L’ONG Arc en Ciel, en partenariat avec la fondation Sylvia Bongo Ondimba pour la famille, assiste en moyenne 80 mineurs par an à Libreville. Elle les accompagne dans leur parcours de réinsertion socioprofessionnelle.

Ces ONG organisent des séances de soutien psycho-social pour les enfants. Elles leurs distribuent aussi des kits alimentaires.

La majorité des ressources financières des détenus proviennent de leurs proches. L’administration pénitentiaire assure le minimum pour les plus démunis : un repas par jour, un morceau de savon et un accès au téléphone. Les vêtements sont fournis par les ONG.

Les personnes vulnérables ou en situation d’indigence (mineurs, étrangers ou femmes) sont parfois contraintes de se prostituer pour subvenir à leurs besoins.
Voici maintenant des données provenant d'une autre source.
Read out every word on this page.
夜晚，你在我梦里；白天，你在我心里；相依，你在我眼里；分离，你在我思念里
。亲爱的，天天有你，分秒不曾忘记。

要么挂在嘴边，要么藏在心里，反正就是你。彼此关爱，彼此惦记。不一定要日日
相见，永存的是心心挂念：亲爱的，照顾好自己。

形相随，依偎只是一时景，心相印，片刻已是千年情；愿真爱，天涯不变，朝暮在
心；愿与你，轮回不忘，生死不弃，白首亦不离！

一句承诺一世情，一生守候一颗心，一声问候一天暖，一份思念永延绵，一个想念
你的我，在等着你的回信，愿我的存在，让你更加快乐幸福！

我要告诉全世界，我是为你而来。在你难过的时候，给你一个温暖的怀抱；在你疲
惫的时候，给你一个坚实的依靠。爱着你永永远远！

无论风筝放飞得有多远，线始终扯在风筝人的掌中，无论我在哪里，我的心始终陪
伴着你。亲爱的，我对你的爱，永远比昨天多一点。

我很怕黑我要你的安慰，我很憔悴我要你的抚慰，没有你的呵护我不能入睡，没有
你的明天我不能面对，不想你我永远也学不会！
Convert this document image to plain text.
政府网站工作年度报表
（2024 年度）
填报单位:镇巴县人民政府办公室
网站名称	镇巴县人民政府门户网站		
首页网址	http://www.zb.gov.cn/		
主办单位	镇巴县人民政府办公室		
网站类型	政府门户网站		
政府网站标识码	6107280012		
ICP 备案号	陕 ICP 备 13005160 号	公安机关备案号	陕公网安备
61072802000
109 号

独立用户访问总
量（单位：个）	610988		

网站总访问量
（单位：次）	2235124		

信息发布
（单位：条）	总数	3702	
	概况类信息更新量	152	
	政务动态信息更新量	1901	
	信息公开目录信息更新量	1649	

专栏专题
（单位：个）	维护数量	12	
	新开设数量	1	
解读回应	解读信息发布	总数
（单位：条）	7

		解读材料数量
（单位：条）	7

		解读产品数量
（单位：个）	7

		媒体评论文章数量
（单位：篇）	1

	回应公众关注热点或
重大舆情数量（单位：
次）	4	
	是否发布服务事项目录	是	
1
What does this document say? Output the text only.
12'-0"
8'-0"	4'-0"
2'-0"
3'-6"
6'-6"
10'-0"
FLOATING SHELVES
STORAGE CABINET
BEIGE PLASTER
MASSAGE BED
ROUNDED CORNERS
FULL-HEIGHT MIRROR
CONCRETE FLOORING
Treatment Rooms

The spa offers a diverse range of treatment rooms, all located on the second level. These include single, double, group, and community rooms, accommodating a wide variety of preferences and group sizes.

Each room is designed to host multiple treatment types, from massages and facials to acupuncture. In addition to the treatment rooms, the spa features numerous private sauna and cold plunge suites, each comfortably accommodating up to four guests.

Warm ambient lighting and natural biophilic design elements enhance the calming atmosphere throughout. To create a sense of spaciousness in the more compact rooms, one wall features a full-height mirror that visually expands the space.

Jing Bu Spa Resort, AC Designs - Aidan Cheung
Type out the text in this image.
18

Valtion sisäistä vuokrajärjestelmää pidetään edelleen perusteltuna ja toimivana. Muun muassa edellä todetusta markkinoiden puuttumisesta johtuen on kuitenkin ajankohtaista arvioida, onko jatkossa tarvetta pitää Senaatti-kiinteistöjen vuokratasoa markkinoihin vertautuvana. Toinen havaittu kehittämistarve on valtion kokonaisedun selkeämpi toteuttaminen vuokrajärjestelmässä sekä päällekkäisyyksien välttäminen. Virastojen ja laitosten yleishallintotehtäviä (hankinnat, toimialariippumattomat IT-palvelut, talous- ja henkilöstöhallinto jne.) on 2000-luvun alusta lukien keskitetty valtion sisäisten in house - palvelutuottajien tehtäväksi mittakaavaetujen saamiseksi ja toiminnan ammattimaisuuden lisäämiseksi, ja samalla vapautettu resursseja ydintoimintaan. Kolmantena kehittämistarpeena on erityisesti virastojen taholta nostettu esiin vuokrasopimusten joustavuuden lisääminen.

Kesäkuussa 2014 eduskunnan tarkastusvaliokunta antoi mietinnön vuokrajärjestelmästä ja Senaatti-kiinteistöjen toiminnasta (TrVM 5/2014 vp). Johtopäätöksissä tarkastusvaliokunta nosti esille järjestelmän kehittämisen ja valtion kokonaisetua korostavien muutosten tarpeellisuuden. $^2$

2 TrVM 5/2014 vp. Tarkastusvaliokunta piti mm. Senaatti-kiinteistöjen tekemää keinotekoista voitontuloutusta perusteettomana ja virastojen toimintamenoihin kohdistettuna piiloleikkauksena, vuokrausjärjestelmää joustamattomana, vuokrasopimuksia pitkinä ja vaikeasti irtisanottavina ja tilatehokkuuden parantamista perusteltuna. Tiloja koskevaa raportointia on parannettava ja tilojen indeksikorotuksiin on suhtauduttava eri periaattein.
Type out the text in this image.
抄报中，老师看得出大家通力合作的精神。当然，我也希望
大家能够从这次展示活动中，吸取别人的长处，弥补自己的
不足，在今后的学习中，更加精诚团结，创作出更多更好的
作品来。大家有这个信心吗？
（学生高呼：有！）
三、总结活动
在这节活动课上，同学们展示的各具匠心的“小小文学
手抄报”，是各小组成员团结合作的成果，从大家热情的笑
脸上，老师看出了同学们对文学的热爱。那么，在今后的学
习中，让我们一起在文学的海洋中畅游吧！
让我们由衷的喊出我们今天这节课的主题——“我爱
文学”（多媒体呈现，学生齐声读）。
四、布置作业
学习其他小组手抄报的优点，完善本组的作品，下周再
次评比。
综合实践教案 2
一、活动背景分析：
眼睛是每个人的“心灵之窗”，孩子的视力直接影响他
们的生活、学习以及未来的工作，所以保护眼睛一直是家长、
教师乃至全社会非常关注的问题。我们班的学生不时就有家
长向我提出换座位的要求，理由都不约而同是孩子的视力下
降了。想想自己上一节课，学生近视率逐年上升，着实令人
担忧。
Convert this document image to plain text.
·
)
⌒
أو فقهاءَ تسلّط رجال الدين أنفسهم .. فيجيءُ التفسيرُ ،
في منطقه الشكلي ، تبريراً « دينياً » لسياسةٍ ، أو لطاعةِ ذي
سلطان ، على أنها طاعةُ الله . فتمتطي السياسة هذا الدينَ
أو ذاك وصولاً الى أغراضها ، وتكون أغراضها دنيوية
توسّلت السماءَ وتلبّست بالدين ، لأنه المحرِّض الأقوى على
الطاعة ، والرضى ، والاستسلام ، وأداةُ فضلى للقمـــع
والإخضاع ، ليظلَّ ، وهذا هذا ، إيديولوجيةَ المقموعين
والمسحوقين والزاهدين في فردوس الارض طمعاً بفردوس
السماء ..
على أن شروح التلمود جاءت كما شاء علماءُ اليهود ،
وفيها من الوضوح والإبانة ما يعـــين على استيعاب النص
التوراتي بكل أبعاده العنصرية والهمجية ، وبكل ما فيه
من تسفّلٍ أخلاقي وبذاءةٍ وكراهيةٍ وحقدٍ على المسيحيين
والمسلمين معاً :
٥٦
Les détenus peuvent, en principe, adresser leurs plaintes individuelles à la direction de la prison par courrier. Toute communication entre l’administration pénitentiaire et les détenus est, en pratique, contrôlée par les chefs de quartier. Les détenus ne dénoncent que rarement des sévices subis ou dont ils sont témoin par peur des représailles.

Des grèves de la faim et des évasions ont régulièrement lieu dans les prisons de Libreville et de Port-Gentil du fait des retards procéduraux. Le personnel n’est pas équipé pour faire face à une mutinerie ou à une évasion collective.

Trois prisonniers s’évadent de la maison centrale de Libreville le dimanche 8 novembre 2015, à l’heure des visites. Ils sont armés d’un pistolet automatique et de couteaux fabriqués avec des fers à béton limés. Au moins trois surveillants sont blessés et sont transportés à l’hôpital. La police et l’armée interviennent afin de rétablir le calme dans l’établissement.

Les visiteurs font l’objet de fouilles corporelles à l’entrée des établissements. Les détenus sont fouillés à l’entrée et à la sortie des parloirs.   

Les sanctions disciplinaires sont déterminées par les chefs de quartier. L’isolement, l’enchainement, la suppression des visites et les châtiments corporels avec des fouets, des bâtons ou des ceintures sont les plus pratiquées. Pour les femmes, le châtiment peut être de raser leur crâne.

Les prisonniers ne peuvent pas porter plainte en cas d’abus car la communication entre les détenus et l’administration pénitentiaire est contrôlée par ces chefferies.